Mohamed Shiraz

Personal information
- Full name: Katupulle Gedara Mohamed Shiraz Sahab
- Born: 13 February 1995 (age 31) Kandy, Sri Lanka
- Batting: Right-handed
- Bowling: Right-arm medium fast
- Role: Bowler

International information
- National side: Sri Lanka;
- ODI debut (cap 213): 2 August 2024 v India
- Last ODI: 19 November 2024 v New Zealand

Domestic team information
- 2016–2023: Colts Cricket Club
- 2024–present: Burgher Recreation Club

Career statistics
| Competition | ODI | FC | LA | T20 |
| Matches | 2 | 54 | 54 | 23 |
| Runs scored | 1 | 397 | 113 | 34 |
| Batting average | – | 10.44 | 8.07 | 11.33 |
| 100s/50s | 0/0 | 0/1 | 0/0 | 0/0 |
| Top score | 1* | 65 | 27* | 10 |
| Balls bowled | 54 | 7151 | 2061 | 378 |
| Wickets | 1 | 145 | 85 | 23 |
| Bowling average | 48.00 | 29.91 | 29.91 | 19.00 |
| 5 wickets in innings | 0 | 8 | 3 | 0 |
| 10 wickets in match | 0 | 0 | 0 | 0 |
| Best bowling | 1/23 | 6/86 | 6/21 | 3/10 |
| Catches/stumpings | 0/– | 20/– | 13/– | 6/– |
- Source: ESPNcricinfo, 5 February 2025

= Mohamed Shiraz =

Sri Lankan cricketer (born 1995)

Katupulle Gedara Mohamed Shiraz Sahab (born 13 February 1995), better known as Mohamed Shiraz is a professional Sri Lankan cricketer. He played his first international match against SL vs IND 1st ODI, which took place in August 2024. He made his first-class debut for Colts Cricket Club in the 2016–17 Premier League Tournament on 29 November 2016. He made his List A debut for Kegalle District in the 2016–17 Districts One Day Tournament on 19 March 2017.
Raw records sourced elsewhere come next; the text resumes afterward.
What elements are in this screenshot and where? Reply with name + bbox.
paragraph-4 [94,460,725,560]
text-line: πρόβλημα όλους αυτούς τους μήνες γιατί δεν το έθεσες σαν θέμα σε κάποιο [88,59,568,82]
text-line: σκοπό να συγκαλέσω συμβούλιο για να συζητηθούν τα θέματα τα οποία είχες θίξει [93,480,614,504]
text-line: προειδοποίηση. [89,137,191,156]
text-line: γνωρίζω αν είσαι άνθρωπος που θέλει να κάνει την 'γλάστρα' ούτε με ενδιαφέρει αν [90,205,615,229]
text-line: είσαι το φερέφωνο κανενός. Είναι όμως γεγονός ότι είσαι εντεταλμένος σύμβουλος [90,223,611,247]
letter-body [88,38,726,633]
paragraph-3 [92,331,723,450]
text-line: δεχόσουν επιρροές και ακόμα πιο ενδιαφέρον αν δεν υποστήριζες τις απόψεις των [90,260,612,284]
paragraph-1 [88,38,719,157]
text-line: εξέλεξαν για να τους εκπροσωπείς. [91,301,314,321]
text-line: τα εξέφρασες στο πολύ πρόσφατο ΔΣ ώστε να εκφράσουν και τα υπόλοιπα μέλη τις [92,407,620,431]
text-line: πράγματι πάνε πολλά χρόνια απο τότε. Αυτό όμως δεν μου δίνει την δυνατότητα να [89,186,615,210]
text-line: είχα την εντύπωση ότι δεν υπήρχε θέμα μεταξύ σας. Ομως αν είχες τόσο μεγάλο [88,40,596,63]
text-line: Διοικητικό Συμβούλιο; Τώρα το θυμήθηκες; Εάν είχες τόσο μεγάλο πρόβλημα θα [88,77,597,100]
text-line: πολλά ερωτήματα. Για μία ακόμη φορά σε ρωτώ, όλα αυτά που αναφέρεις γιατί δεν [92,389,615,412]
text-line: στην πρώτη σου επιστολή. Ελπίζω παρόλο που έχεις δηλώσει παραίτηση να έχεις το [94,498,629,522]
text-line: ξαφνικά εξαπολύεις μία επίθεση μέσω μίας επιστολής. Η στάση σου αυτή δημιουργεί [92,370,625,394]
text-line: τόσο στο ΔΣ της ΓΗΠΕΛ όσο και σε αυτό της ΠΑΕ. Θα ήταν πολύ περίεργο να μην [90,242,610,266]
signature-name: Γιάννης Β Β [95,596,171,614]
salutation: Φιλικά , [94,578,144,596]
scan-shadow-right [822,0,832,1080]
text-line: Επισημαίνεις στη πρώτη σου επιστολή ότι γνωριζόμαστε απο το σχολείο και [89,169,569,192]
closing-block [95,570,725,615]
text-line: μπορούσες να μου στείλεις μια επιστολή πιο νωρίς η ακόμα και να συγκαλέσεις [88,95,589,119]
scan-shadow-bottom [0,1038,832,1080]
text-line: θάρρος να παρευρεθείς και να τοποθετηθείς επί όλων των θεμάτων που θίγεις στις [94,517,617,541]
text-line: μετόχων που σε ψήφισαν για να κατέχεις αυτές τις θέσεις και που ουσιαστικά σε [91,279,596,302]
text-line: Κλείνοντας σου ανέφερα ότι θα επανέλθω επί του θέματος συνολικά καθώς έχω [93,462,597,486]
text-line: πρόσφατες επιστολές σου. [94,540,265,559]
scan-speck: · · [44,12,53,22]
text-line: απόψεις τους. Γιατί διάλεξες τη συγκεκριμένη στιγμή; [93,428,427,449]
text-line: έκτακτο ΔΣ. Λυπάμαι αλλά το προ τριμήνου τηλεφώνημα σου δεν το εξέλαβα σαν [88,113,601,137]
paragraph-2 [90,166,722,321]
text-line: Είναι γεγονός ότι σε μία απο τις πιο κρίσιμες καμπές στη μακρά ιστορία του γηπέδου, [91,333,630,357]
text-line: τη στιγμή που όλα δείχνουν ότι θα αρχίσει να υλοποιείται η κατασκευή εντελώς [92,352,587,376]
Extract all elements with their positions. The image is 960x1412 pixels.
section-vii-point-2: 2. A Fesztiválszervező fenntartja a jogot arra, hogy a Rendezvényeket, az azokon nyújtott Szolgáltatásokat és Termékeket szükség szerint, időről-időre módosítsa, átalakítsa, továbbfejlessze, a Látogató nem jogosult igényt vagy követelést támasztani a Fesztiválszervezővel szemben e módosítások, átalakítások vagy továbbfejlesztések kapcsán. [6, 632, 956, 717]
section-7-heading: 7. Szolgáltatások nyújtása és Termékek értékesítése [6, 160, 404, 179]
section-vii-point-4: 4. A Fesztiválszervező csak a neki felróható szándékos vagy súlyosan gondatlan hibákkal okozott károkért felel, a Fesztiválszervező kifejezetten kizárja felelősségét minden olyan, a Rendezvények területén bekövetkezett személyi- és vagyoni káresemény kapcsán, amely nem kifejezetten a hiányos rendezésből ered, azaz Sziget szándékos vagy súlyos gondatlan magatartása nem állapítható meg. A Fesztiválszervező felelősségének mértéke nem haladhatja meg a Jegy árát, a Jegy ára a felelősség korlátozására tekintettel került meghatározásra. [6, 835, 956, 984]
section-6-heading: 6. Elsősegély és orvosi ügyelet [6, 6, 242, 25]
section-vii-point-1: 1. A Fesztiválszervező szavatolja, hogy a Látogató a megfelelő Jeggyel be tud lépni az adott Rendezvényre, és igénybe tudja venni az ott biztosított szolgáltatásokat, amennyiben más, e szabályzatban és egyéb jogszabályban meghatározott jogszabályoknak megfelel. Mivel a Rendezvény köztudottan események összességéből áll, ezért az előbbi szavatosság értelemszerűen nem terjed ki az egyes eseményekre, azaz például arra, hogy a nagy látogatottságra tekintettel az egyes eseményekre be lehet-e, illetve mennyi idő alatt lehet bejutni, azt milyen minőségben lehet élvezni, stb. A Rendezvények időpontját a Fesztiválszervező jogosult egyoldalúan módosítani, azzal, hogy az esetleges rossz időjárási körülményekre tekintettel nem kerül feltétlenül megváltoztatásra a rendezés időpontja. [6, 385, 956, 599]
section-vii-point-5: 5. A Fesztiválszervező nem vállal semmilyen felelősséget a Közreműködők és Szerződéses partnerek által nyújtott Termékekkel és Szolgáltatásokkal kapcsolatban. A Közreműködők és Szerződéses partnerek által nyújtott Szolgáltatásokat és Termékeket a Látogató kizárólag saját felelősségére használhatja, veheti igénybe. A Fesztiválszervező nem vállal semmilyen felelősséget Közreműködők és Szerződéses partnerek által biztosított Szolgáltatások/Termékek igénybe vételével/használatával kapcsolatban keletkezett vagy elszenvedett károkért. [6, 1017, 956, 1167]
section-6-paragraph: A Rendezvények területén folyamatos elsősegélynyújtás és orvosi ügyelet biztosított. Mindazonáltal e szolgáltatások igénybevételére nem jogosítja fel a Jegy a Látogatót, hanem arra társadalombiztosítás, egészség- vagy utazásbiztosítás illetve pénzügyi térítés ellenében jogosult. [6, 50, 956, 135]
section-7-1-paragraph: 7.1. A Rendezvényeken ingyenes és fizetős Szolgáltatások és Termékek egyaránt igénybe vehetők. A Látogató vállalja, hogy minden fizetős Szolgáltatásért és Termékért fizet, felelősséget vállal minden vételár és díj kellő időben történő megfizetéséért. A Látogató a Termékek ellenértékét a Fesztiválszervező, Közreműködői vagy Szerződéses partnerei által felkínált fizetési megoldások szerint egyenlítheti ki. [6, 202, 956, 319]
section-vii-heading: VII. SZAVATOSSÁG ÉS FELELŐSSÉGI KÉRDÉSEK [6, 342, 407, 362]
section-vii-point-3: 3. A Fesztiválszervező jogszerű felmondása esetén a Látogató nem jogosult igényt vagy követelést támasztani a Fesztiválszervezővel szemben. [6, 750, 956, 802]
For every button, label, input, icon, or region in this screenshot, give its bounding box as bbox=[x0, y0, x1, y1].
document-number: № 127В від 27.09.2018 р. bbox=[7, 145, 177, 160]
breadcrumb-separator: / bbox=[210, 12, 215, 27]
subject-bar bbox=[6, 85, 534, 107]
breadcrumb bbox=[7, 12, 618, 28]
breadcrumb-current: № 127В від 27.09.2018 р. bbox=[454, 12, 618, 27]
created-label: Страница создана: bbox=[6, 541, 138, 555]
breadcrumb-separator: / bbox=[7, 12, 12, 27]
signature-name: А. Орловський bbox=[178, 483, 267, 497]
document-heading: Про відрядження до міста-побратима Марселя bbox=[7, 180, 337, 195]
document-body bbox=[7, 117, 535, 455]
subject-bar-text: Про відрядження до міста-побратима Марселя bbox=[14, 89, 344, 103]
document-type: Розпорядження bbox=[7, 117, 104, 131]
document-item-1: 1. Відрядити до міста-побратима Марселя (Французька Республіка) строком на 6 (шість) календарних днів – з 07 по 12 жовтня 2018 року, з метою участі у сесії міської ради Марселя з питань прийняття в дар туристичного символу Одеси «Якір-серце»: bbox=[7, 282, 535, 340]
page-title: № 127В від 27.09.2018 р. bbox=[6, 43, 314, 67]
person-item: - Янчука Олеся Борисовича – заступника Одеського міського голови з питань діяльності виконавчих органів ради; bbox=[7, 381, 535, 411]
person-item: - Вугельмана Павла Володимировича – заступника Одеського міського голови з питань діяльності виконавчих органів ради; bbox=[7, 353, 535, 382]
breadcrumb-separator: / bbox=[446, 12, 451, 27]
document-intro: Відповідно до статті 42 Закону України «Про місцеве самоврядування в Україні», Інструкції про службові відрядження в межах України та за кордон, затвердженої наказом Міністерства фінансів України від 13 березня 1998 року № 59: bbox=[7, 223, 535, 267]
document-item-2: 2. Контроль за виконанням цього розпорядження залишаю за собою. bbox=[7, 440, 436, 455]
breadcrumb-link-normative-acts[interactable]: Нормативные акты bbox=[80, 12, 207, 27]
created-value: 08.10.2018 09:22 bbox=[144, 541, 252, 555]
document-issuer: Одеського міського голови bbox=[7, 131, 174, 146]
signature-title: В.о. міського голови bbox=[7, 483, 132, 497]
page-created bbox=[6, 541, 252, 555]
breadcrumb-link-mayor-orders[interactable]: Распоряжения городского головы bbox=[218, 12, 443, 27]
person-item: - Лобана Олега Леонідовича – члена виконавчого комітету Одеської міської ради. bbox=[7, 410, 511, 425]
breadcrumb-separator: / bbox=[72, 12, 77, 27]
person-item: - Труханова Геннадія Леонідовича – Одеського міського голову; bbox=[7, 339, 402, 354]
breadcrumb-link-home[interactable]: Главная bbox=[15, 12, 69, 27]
In February 2019, he was named in Sri Lanka's Test squad for their series against South Africa, but he did not play. In March 2019, he was named in Colombo's squad for the 2019 Super Provincial One Day Tournament. In October 2020, he was drafted by the Galle Gladiators for the inaugural edition of the Lanka Premier League. In August 2021, he was named in the SLC Reds team for the 2021 SLC Invitational T20 League tournament. However, prior to the first match, he tested positive for COVID-19, ruling him out of the tournament.

In June 2022, he was named in the Sri Lanka A squad for their matches against Australia A during Australia's tour of Sri Lanka.